C’est dans ce contexte que la Fed a décidé de ne pas bouger ses taux fin juillet, alors même que les marchés à terme intégraient, à ce moment, une probabilité d’environ 77 % d’une hausse de 25 points de base lors de la réunion de septembre. Ces anticipations ont été sévèrement reconsidérées après la publication du rapport sur l’emploi début août.

Le marché du travail complique le scénario de resserrement

Le rapport mensuel sur l’emploi publié le 7 août a révélé une perte nette de 23 000 emplois dans le secteur privé en juillet, à rebours du consensus qui tablait sur la création d’environ 85 000 postes. Les chiffres de l’emploi pour mai et juin ont en outre été révisés à la baisse de 103 000 postes cumulés. Le taux de chômage, lui, est resté contenu à 4,1 %, niveau encore jugé bas par de nombreux économistes.

78

La probabilité de resserrement des taux par la Réserve fédérale en septembre est passée d’environ 78 % avant la publication du rapport à 30-35 % autour du 10 août, selon le baromètre CME FedWatch.

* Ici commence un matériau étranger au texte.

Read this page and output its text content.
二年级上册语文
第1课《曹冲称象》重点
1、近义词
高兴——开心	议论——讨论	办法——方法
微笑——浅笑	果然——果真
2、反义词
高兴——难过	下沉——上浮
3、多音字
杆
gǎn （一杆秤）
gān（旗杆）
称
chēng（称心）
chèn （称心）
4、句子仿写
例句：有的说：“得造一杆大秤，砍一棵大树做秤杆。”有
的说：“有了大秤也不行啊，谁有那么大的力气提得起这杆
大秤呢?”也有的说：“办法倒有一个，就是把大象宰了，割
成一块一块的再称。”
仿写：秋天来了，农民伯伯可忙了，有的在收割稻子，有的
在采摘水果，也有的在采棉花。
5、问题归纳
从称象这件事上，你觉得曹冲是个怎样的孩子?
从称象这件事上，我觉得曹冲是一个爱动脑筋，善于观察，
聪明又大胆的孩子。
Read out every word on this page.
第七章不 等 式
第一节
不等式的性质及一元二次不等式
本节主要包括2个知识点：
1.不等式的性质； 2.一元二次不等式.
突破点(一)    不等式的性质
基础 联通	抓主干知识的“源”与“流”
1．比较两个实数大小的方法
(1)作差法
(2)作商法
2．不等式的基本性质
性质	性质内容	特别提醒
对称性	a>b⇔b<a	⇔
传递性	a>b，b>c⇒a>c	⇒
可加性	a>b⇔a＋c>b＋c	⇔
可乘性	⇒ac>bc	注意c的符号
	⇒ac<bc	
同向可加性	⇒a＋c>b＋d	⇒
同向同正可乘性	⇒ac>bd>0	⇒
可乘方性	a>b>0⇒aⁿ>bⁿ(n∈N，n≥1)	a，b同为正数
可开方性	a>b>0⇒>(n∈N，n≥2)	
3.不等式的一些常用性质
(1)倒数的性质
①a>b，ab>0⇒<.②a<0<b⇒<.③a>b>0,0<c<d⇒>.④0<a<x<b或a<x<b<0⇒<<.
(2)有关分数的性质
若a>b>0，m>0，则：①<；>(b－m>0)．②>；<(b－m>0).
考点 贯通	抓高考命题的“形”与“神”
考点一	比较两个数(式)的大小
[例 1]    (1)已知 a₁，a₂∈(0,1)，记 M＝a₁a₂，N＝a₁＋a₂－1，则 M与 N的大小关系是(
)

Le tableau reste néanmoins incertain. De nombreux analystes estiment qu’en l’absence de nouvelle dégradation marquée de l’emploi, la persistance d’une inflation au-dessus de 2 % finira par imposer au FOMC au moins une hausse supplémentaire de 25 points de base d’ici la fin de l’année.

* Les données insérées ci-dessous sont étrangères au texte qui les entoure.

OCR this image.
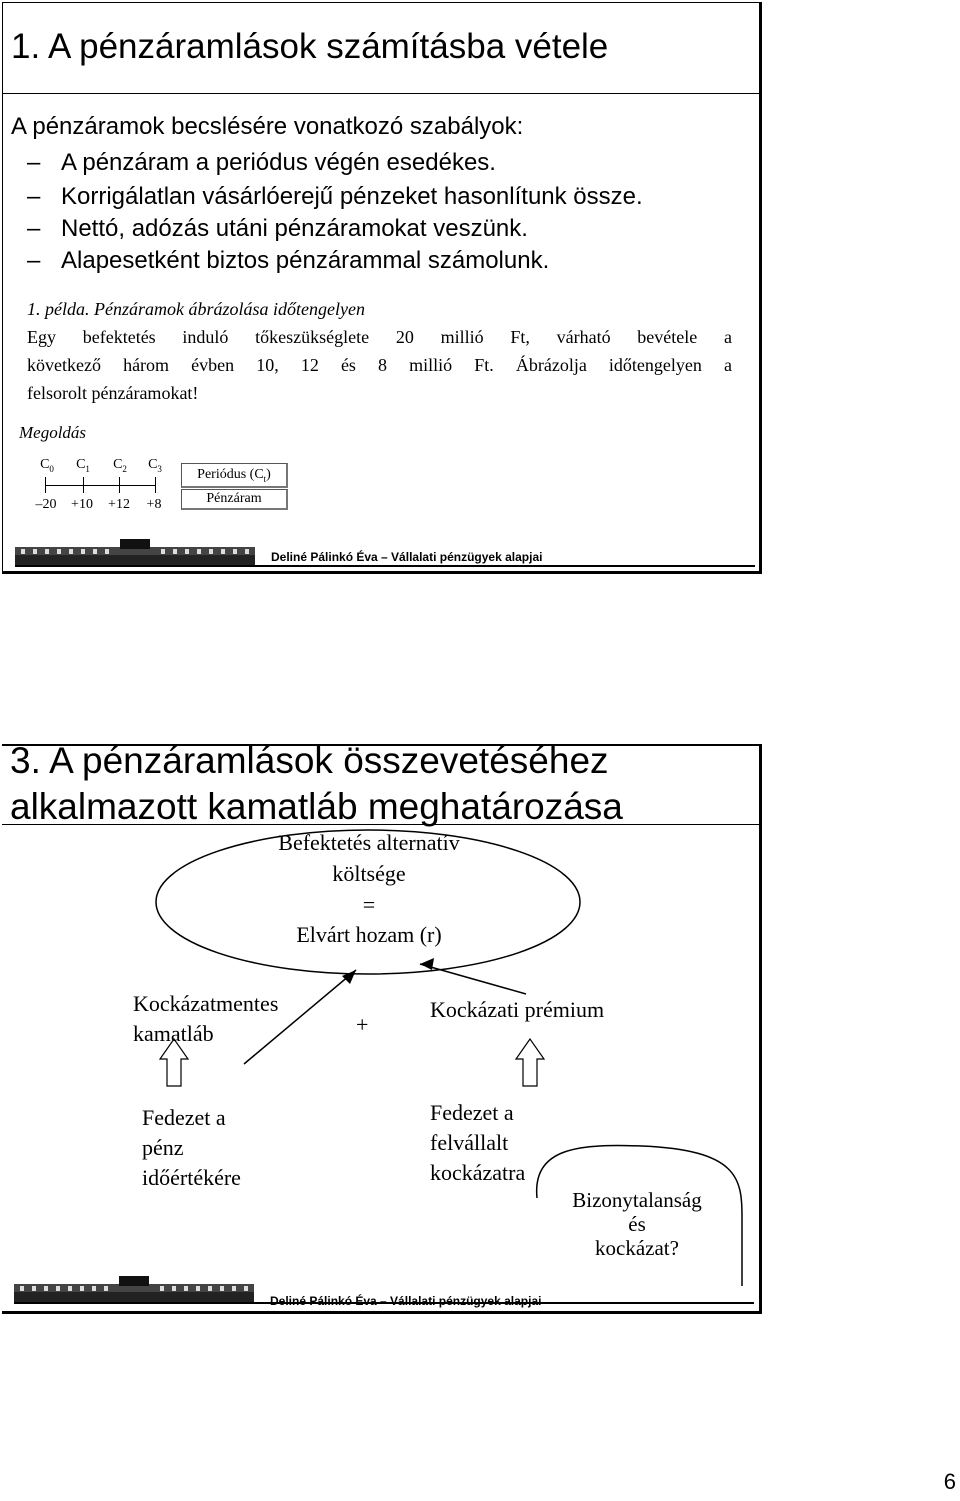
1. A pénzáramlások számításba vétele
A pénzáramok becslésére vonatkozó szabályok:
– A pénzáram a periódus végén esedékes.
– Korrigálatlan vásárlóerejű pénzeket hasonlítunk össze.
– Nettó, adózás utáni pénzáramokat veszünk.
– Alapesetként biztos pénzárammal számolunk.
1. példa. Pénzáramok ábrázolása időtengelyen
Egy befektetés induló tőkeszükséglete 20 millió Ft, várható bevétele a
következő három évben 10, 12 és 8 millió Ft. Ábrázolja időtengelyen a
felsorolt pénzáramokat!
Megoldás
$C_0$	$C_1$	$C_2$	$C_3$
–20	+10	+12	+8
Periódus $(C_t)$
Pénzáram
Deliné Pálinkó Éva – Vállalati pénzügyek alapjai
3. A pénzáramlások összevetéséhez
alkalmazott kamatláb meghatározása
Befektetés alternatív
költsége
=
Elvárt hozam (r)
Kockázatmentes
kamatláb	+
Kockázati prémium
Fedezet a
pénz
időértékére
Fedezet a
felvállalt
kockázatra
Bizonytalanság
és
kockázat?
Deliné Pálinkó Éva – Vállalati pénzügyek alapjai
6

Banques d’affaires divisées sur le calendrier de la Fed

Les grandes institutions financières ne partagent pas la même lecture de la suite du cycle monétaire. J.P. Morgan Global Research a avancé son scénario d’un relèvement de 25 points de base, désormais anticipé pour décembre. Une telle décision porterait la fourchette des Fed funds à 3,75 %–4,00 %, dans la droite ligne de la doctrine de fermeté affichée par les membres les plus hawkish du FOMC.

Astuce :

Goldman Sachs anticipe un statu quo monétaire jusqu’à la fin de l’année, en s’appuyant sur un recul progressif des prix de l’énergie et sur des gains de productivité à long terme liés à l’intelligence artificielle, qui devraient contenir les pressions inflationnistes sans resserrement supplémentaire.

Cette divergence d’analyses illustre le niveau élevé d’incertitude qui entoure la trajectoire de la politique monétaire américaine. Dans un contexte de dollar fort et de taux US élevés, les économies émergentes subissent par ailleurs un regain de pression, les flux de capitaux favorisant les placements de trésorerie de court terme aux États-Unis au détriment des marchés émergents.

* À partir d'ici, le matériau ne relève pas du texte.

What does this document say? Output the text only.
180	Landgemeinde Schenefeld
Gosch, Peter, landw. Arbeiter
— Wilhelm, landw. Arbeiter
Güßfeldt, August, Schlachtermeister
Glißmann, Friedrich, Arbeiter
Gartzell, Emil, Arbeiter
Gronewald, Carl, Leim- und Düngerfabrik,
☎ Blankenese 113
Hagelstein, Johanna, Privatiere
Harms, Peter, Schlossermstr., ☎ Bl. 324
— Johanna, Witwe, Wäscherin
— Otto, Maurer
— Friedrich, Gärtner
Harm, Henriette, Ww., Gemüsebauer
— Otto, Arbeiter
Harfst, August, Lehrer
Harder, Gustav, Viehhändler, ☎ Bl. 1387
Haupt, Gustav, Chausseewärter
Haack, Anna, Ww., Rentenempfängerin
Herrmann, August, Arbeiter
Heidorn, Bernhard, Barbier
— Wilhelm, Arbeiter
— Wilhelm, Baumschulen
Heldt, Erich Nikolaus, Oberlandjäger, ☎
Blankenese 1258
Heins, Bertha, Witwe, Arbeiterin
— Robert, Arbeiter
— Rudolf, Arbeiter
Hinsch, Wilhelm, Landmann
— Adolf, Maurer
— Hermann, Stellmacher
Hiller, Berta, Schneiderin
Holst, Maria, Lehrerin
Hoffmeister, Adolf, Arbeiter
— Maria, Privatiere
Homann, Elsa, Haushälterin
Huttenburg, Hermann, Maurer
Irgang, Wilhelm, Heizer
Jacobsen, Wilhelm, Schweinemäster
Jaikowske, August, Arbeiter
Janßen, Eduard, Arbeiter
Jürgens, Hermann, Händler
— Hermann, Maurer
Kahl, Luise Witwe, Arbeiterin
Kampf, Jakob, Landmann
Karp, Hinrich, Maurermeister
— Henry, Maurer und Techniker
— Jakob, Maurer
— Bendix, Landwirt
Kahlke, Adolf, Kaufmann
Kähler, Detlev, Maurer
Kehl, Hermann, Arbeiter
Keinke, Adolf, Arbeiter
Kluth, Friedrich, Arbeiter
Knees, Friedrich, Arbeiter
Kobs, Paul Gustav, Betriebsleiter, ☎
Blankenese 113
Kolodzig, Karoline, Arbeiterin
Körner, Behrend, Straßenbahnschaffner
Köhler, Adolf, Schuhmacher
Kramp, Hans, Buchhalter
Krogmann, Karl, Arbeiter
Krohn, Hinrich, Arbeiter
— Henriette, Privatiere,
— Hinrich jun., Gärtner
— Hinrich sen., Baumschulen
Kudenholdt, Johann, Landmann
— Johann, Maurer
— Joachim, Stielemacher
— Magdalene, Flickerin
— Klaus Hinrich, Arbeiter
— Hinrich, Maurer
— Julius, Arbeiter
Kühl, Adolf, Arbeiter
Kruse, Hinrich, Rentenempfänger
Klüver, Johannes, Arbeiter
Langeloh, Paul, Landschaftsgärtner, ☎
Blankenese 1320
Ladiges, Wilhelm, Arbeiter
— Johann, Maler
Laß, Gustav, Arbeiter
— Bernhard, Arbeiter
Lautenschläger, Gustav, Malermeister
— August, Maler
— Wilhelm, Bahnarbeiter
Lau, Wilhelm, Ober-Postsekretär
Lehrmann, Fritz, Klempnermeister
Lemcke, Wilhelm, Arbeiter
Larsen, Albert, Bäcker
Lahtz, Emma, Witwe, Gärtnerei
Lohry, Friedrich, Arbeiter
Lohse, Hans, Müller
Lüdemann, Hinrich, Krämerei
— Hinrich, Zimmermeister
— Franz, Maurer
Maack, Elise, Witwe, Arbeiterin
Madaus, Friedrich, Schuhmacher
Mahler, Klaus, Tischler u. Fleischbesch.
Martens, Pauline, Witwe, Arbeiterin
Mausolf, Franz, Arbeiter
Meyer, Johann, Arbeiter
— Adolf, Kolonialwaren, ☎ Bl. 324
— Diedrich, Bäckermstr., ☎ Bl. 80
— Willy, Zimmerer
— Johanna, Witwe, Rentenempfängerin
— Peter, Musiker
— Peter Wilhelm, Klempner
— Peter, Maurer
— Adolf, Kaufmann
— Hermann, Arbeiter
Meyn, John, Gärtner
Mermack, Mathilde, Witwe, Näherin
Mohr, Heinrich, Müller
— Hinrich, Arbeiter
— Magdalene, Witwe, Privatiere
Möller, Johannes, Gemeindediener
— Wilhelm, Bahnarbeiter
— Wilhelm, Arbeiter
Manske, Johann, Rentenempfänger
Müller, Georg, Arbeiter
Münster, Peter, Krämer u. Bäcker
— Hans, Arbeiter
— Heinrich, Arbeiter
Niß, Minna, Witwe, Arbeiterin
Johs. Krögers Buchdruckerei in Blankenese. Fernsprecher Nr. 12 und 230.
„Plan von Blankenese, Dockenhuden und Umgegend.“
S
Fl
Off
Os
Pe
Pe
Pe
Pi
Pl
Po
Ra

Une Fed en pleine refonte stratégique

Au-delà des décisions de court terme sur les taux, Kevin Warsh a engagé une réflexion de fond sur le cadre d’action de la Fed. Cinq « Task Forces » indépendantes ont été créées pour examiner la communication, la gestion du bilan, les sources de données, la productivité et le cadre d’analyse de l’inflation. Leurs conclusions sont attendues d’ici la fin de l’année et pourraient déboucher sur une redéfinition plus profonde de la stratégie monétaire américaine.

Attention :

La combinaison d’une inflation supérieure à la cible, d’un marché du travail qui se fragilise et d’une communication plus opaque entretient la pression pour un resserrement supplémentaire, tout en augmentant le risque de faux pas. Les prochaines données d’inflation et d’emploi, ainsi que la réunion de septembre, seront décisives pour trancher entre statu quo et nouveau tour de vis.